John Allen ROWE, Appellant,
v.
STATE of Florida, Appellee.
No. 2D00-2818.
District Court of Appeal of Florida, Second District.
January 17, 2001.James Marion Moorman, Public Defender, and Deborah K. Brueckheimer, Assistant Public Defender, Bartow, for Appellant.
ORDER GRANTING APPOINTED COUNSEL'S MOTION TO WITHDRAW
In this summary appeal proceeding under Florida Rule of Appellate Procedure *1089 9.141(b)(2), John Allen Rowe challenges the trial court's denial of his motion to correct sentence alleging an entitlement to relief pursuant to Heggs v. State, 759 So. 2d 620 (Fla.2000). Appointed counsel has moved this court to withdraw from representing him. By prior unpublished order we granted the motion to withdraw and provided Rowe time to file a brief pro se if he so chose.
The trial court, in denying Rowe's motion to correct sentence, appointed the Tenth Circuit Public Defender to represent Rowe on appeal.[1] In his motion to withdraw, the Public Defender relies upon section 924.051(9), Florida Statutes (2000), which provides that "[f]unds, resources, or employees of this state or its political subdivisions may not be used, directly or indirectly, in appellate or collateral proceedings unless the use is constitutionally or statutorily mandated." The Fourth District in Gantt v. State, 714 So. 2d 1116, 1117 (Fla. 4th DCA 1998), pointed to this provision in its admonition to trial courts when considering appointment of counsel in appeals involving collateral attacks on judgments or sentences. "Appointment of counsel in these proceedings is not a matter of right," wrote the Fourth District, and "[c]ourts should apply the standards enunciated in Graham [v. State, 372 So. 2d 1363 (Fla.1979)] to determine whether the appointment of appellate counsel is required." Gantt, 714 So.2d at 1117.
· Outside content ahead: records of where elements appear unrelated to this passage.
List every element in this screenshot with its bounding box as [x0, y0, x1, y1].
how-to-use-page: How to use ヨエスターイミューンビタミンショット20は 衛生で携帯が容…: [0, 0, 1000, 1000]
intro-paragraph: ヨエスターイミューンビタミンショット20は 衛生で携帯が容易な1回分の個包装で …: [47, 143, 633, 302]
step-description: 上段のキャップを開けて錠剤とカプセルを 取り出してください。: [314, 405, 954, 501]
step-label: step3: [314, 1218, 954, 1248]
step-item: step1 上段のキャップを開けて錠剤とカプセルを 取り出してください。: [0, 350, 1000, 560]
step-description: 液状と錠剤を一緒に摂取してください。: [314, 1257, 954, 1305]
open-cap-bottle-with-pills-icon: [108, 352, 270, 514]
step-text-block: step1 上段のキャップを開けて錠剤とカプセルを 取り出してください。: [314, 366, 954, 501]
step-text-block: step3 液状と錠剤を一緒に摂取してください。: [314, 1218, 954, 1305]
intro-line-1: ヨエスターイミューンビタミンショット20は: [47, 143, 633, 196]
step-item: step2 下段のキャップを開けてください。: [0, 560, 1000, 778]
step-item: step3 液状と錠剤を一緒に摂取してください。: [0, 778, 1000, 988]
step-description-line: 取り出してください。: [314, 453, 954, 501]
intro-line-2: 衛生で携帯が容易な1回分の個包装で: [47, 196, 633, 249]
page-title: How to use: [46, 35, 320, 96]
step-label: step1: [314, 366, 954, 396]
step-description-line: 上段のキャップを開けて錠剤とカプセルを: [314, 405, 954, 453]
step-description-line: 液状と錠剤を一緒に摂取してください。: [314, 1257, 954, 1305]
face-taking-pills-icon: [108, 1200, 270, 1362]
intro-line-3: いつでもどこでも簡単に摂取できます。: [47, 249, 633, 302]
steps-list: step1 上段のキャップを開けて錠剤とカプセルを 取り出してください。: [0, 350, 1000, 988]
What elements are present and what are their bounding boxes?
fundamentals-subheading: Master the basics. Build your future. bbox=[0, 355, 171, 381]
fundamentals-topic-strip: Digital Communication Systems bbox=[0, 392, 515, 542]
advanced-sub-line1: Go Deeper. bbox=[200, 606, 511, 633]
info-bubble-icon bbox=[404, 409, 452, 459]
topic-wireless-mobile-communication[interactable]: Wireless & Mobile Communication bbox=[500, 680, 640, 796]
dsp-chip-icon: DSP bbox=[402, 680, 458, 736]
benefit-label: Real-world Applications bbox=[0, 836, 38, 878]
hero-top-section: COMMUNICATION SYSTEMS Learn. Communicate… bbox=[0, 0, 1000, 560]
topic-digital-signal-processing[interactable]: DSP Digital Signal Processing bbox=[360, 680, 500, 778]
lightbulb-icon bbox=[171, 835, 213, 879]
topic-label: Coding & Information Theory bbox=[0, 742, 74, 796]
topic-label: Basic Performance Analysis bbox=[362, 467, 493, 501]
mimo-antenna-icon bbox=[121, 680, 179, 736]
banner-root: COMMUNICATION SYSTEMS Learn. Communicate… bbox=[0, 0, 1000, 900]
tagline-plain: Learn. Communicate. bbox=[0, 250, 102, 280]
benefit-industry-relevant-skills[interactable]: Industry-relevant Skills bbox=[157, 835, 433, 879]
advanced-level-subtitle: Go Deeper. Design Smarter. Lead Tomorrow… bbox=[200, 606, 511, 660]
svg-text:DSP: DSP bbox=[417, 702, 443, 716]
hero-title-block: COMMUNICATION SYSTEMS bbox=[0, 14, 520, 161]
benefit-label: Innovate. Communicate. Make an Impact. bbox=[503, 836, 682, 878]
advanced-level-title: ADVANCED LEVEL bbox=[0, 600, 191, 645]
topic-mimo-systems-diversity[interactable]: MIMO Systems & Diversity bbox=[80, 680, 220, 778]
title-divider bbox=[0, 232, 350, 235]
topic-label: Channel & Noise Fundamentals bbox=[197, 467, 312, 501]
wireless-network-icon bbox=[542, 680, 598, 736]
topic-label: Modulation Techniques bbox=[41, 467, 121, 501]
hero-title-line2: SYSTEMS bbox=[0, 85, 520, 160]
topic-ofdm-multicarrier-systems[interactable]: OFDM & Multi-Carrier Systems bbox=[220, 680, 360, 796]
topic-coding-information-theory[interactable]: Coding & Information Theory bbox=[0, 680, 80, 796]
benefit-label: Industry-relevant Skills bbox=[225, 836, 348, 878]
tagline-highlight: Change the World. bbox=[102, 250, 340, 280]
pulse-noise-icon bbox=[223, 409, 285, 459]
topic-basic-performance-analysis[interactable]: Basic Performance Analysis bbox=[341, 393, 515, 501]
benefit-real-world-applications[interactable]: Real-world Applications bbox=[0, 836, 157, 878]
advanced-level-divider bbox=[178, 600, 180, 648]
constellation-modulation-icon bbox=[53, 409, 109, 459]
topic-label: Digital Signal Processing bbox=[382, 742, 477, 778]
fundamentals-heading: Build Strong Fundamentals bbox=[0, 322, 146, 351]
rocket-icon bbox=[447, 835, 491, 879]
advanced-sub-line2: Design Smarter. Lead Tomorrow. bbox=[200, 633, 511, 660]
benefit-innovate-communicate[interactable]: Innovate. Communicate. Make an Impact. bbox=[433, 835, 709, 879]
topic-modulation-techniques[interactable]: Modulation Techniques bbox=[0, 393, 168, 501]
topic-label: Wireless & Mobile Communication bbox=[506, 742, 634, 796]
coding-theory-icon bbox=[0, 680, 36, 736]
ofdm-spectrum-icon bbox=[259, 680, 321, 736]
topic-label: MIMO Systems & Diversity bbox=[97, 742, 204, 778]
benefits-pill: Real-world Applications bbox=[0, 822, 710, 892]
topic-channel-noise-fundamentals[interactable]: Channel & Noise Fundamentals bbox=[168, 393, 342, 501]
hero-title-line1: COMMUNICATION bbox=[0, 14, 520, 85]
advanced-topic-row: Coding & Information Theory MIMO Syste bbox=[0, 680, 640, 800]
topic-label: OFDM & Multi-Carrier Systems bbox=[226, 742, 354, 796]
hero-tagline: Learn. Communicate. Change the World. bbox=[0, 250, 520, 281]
Graham, 372 So. 2d 1363, addresses the necessity for the appointment of counsel at the trial court level prior even to the filing of a pro se motion for postconviction relief. While some of the language in Graham's enunciation of guidelines for the appointment of counsel does not apply in the appellate contextthe need for an evidentiary hearing, for exampleit does provide parameters that are useful in determining when due process requires counsel's participation in postconviction appeals. Among the other concerns noted by the supreme court in Graham are the adversary nature of the proceeding, its complexity, and the need for substantial legal research. See Graham, 372 So.2d at 1366; see also Gantt, 714 So. 2d 1116; Schneelock v. State, 665 So. 2d 1063 (Fla. 4th DCA 1995).
In the aftermath of Heggs, this court has witnessed an unprecedented involvement of appointed counsel in summary appeals, owing both to notices of appeal filed by counsel appointed during trial court postconviction proceedings and to specific orders from trial courts appointing counsel on appeal. The limited range, and general simplicity, of issues arising in Heggs summary appeals suggests that appointed counsel may seldom be constitutionally necessary. We have examined Rowe's claim and conclude that there is nothing about it that would constitutionally compel the appointment of counsel.
We do not foreclose by this opinion the possibility that due process might require the appointment of counsel in an unusual summary postconviction Heggs appeal and suspect this would become evident most commonly during the consideration of the appeal by the panel of judges assigned to it. In such a case, an appellate panel could order the appointment of counsel and make any necessary adjustments in the briefing timetable it deemed necessary.
The motion to withdraw filed by the Tenth Circuit Public Defender is granted.
BLUE, A.C.J., and FULMER and DAVIS, JJ., concur.
NOTES
[1] We note that the trial court's decision to appoint counsel on appeal was encouraged by the assistant public defender representing Rowe during the brief hearing on the motion, and that the appointment of counsel was invited by the same entity now moving to withdraw, the Tenth Circuit Public Defender.